Having one of those days... I have 25 glorious days a month here and then there are the 5 that really suck. These are the days where I know I am living in a foreign country and I am the Foreigner.
Last night my dog escaped from my house, she put her nose down and followed it far away from home. There is so much shit and garbage to smell in the streets here... when she comes home I know after this adventure she will be happy to have her little boring life behind bars with tons of people food at her disposal, short walks on the leash and blankets to sleep on. The life of a Street Dog in Brasil is not one to be envious about.
I know Bhellie is a smart dog and I know she is out there trying to get home. Not only is she probably hungry but she is also now fighting with the other dogs as they are very territorial. Dogs here work the streets just as people have specific corners or streets where they pander for money or “watch your cars”. Dogs here work hard every day to find food and they are infested with fleas, weathered and scarred. They are hit by cars and most of them always seem scared of everything. I was a Veterinarian Technician and the problem with dogs in the street is so large that I do nothing… I do not get involved and I am sure for the safety of my children this is the best thing but how does that really make me feel inside knowing that my job is to just forget that it exists. I can’t feed them from my door because that too will become a problem.

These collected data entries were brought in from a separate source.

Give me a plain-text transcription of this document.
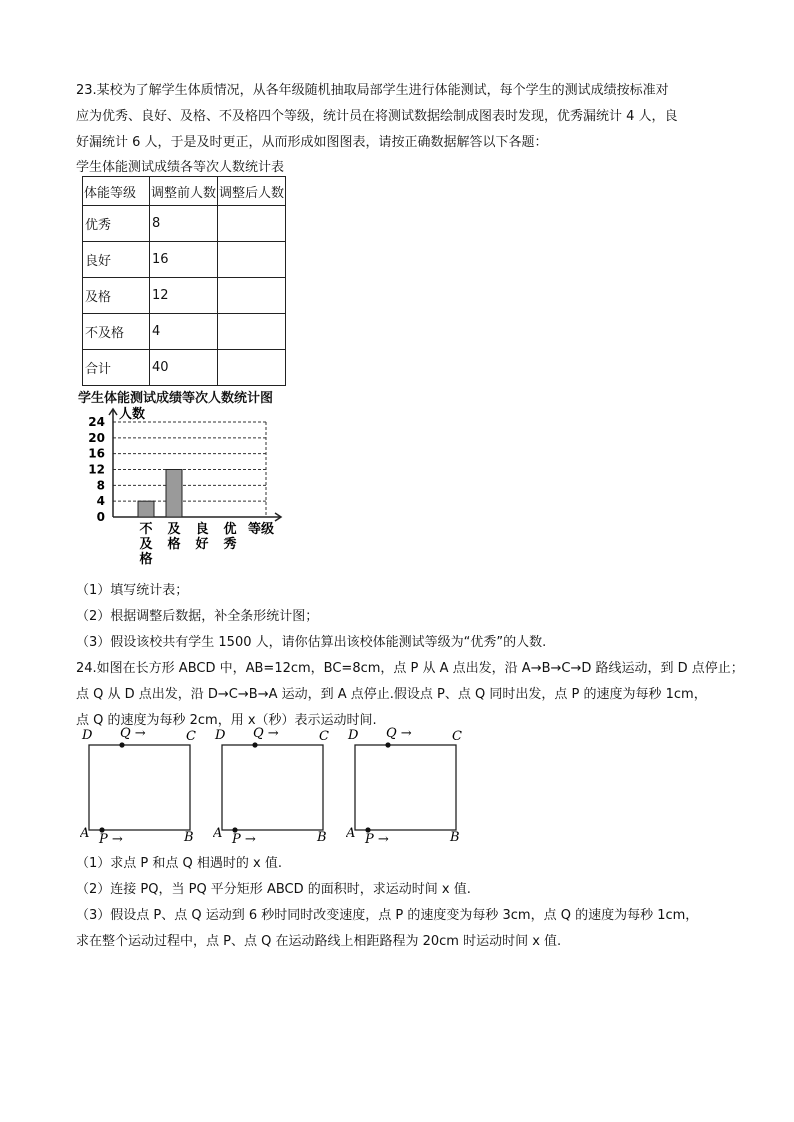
23.某校为了解学生体质情况，从各年级随机抽取局部学生进行体能测试，每个学生的测试成绩按标准对
应为优秀、良好、及格、不及格四个等级，统计员在将测试数据绘制成图表时发现，优秀漏统计 4 人，良
好漏统计 6 人，于是及时更正，从而形成如图图表，请按正确数据解答以下各题：
学生体能测试成绩各等次人数统计表
体能等级	调整前人数	调整后人数
优秀	8	
良好	16	
及格	12	
不及格	4	
合计	40	
学生体能测试成绩等次人数统计图
人数
24
20
16
12
8
4
0
不
及
格
及
格
良
好
优
秀
等级
（1）填写统计表；
（2）根据调整后数据，补全条形统计图；
（3）假设该校共有学生 1500 人，请你估算出该校体能测试等级为“优秀”的人数.
24.如图在长方形 ABCD 中，AB=12cm，BC=8cm，点 P 从 A 点出发，沿 A→B→C→D 路线运动，到 D 点停止；
点 Q 从 D 点出发，沿 D→C→B→A 运动，到 A 点停止.假设点 P、点 Q 同时出发，点 P 的速度为每秒 1cm，
点 Q 的速度为每秒 2cm，用 x（秒）表示运动时间.
D	C
A	B
Q →
P →
D	C
A	B
Q →
P →
D	C
A	B
Q →
P →
（1）求点 P 和点 Q 相遇时的 x 值.
（2）连接 PQ，当 PQ 平分矩形 ABCD 的面积时，求运动时间 x 值.
（3）假设点 P、点 Q 运动到 6 秒时同时改变速度，点 P 的速度变为每秒 3cm，点 Q 的速度为每秒 1cm，
求在整个运动过程中，点 P、点 Q 在运动路线上相距路程为 20cm 时运动时间 x 值.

We have been driving around looking for Bhellie and hanging flyers in BRASIL. Let’s just say that I am not in the best of spirits because I am missing my dog and because of this I am sure this is why I am feeling like saying this next bit. BUT... while driving around I realize that I am living in the dumps, some areas around where I live have kids selling crack on the street, trash is everywhere and I keep thinking that even Bhellie wouldn't like these smells. I realize that life is hard here; it is not even easy for the people who have enough money to get out of poverty and to provide more for their children. Those kids go to school full time and then work the rest of the day for a better life because they know what they will have if they don’t, they see that life every day.

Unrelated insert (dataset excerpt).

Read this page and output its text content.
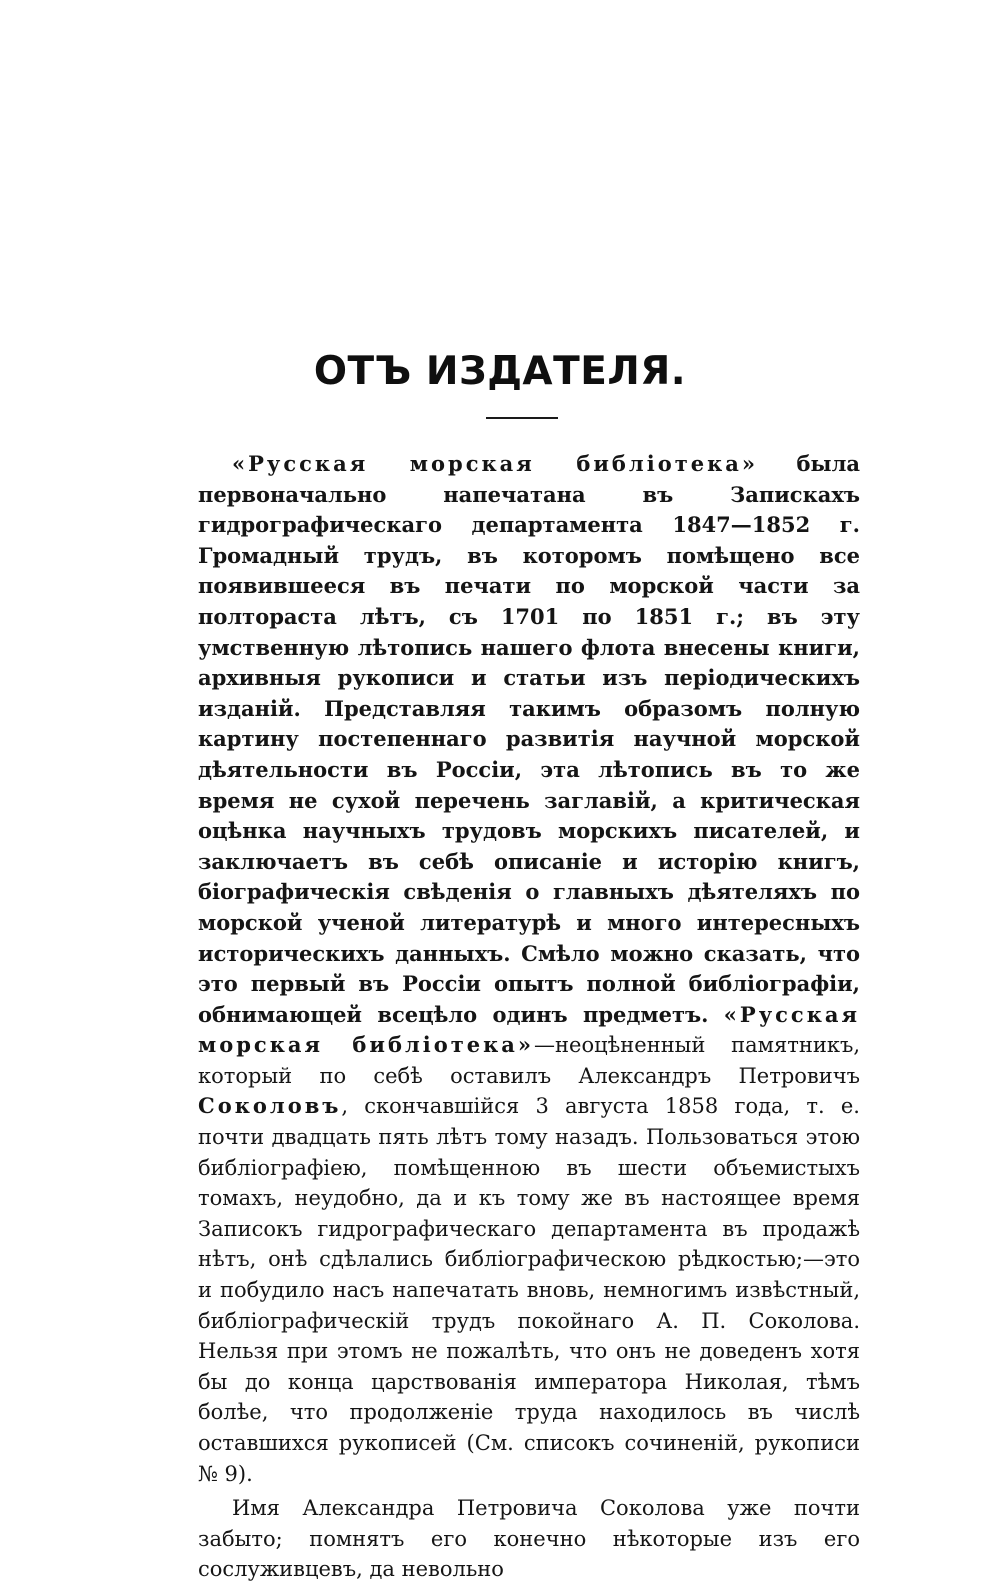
ОТЪ ИЗДАТЕЛЯ.

«Русская морская библіотека» была первоначально напечатана въ Запискахъ гидрографическаго департамента 1847—1852 г. Громадный трудъ, въ которомъ помѣщено все появившееся въ печати по морской части за полтораста лѣтъ, съ 1701 по 1851 г.; въ эту умственную лѣтопись нашего флота внесены книги, архивныя рукописи и статьи изъ періодическихъ изданій. Представляя такимъ образомъ полную картину постепеннаго развитія научной морской дѣятельности въ Россіи, эта лѣтопись въ то же время не сухой перечень заглавій, а критическая оцѣнка научныхъ трудовъ морскихъ писателей, и заключаетъ въ себѣ описаніе и исторію книгъ, біографическія свѣденія о главныхъ дѣятеляхъ по морской ученой литературѣ и много интересныхъ историческихъ данныхъ. Смѣло можно сказать, что это первый въ Россіи опытъ полной библіографіи, обнимающей всецѣло одинъ предметъ. «Русская морская библіотека»—неоцѣненный памятникъ, который по себѣ оставилъ Александръ Петровичъ Соколовъ, скончавшійся 3 августа 1858 года, т. е. почти двадцать пять лѣтъ тому назадъ. Пользоваться этою библіографіею, помѣщенною въ шести объемистыхъ томахъ, неудобно, да и къ тому же въ настоящее время Записокъ гидрографическаго департамента въ продажѣ нѣтъ, онѣ сдѣлались библіографическою рѣдкостью;—это и побудило насъ напечатать вновь, немногимъ извѣстный, библіографическій трудъ покойнаго А. П. Соколова. Нельзя при этомъ не пожалѣть, что онъ не доведенъ хотя бы до конца царствованія императора Николая, тѣмъ болѣе, что продолженіе труда находилось въ числѣ оставшихся рукописей (См. списокъ сочиненій, рукописи № 9).

Имя Александра Петровича Соколова уже почти забыто; помнятъ его конечно нѣкоторые изъ его сослуживцевъ, да невольно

The lack of education in these areas it so profound it becomes scary and it is so unreal to think that being educated is something new; only a generation of people away & for many, they still won’t get educated in their lifetime. The minimum wage of someone working in Brasil is $540 real a month. This is $337 in U.S dollars. The cost of products in Brasil is more expensive, going out to eat is about the same as in the U.S. and the prices of Groceries are about the same or higher. No wonder why we have shipped all of our jobs overseas. We sell the products to Americans and then take the U.S. dollar and exchange it to pay foreign workers. I don’t mean to get off on another tangent but this fact seemed appropriate now.
Brazilians are proud, they have a good time, they laugh, they cry together and they are good people. More and more I understand why there families are so strong. People who want something more work very hard and do it with pride. People who are less fortunate have a life on the street and struggle to have their basic needs in life fulfilled. I saw people on crack... I said “people”; Neighborhoods of people. In my life I had only seen one here and there or heard stories... these last few days of driving around looking for my dog have been so eye opening for me because there is no escaping the reality of where I live.
For those Brazilians who are offended by what I am saying... I am not talking about you and I will speak my truth. I am talking about people who live 3 streets away and struggle every day for food and whom struggle every day for money and for a clean place to sleep if that even mattered anymore to them. I am talking about the people who do not have a choice of where they can send their kids to school and the kids who may never have a choice. It is a tough world out there and maybe not as tough for the people who have grown up in this manner for generations but when you are from a place where you have 3 styles of everything in 15 different colors it will open your eyes and change you. I can’t even begin to imagine myself in a life like what I saw today and I can’t imagine that for my children.
Maybe I sound too Naïve, but maybe I am. I will thank God every day for the life I have been given and spend the rest of my life trying to make it better for someone else.
If you are reading this… remember sometimes people can’t choose where they are in life and when you run into someone from another country or someone who is different from you, be patient with them and learn something new.
And for my dog, who has taught me another valuable lesson, please come home. We miss you.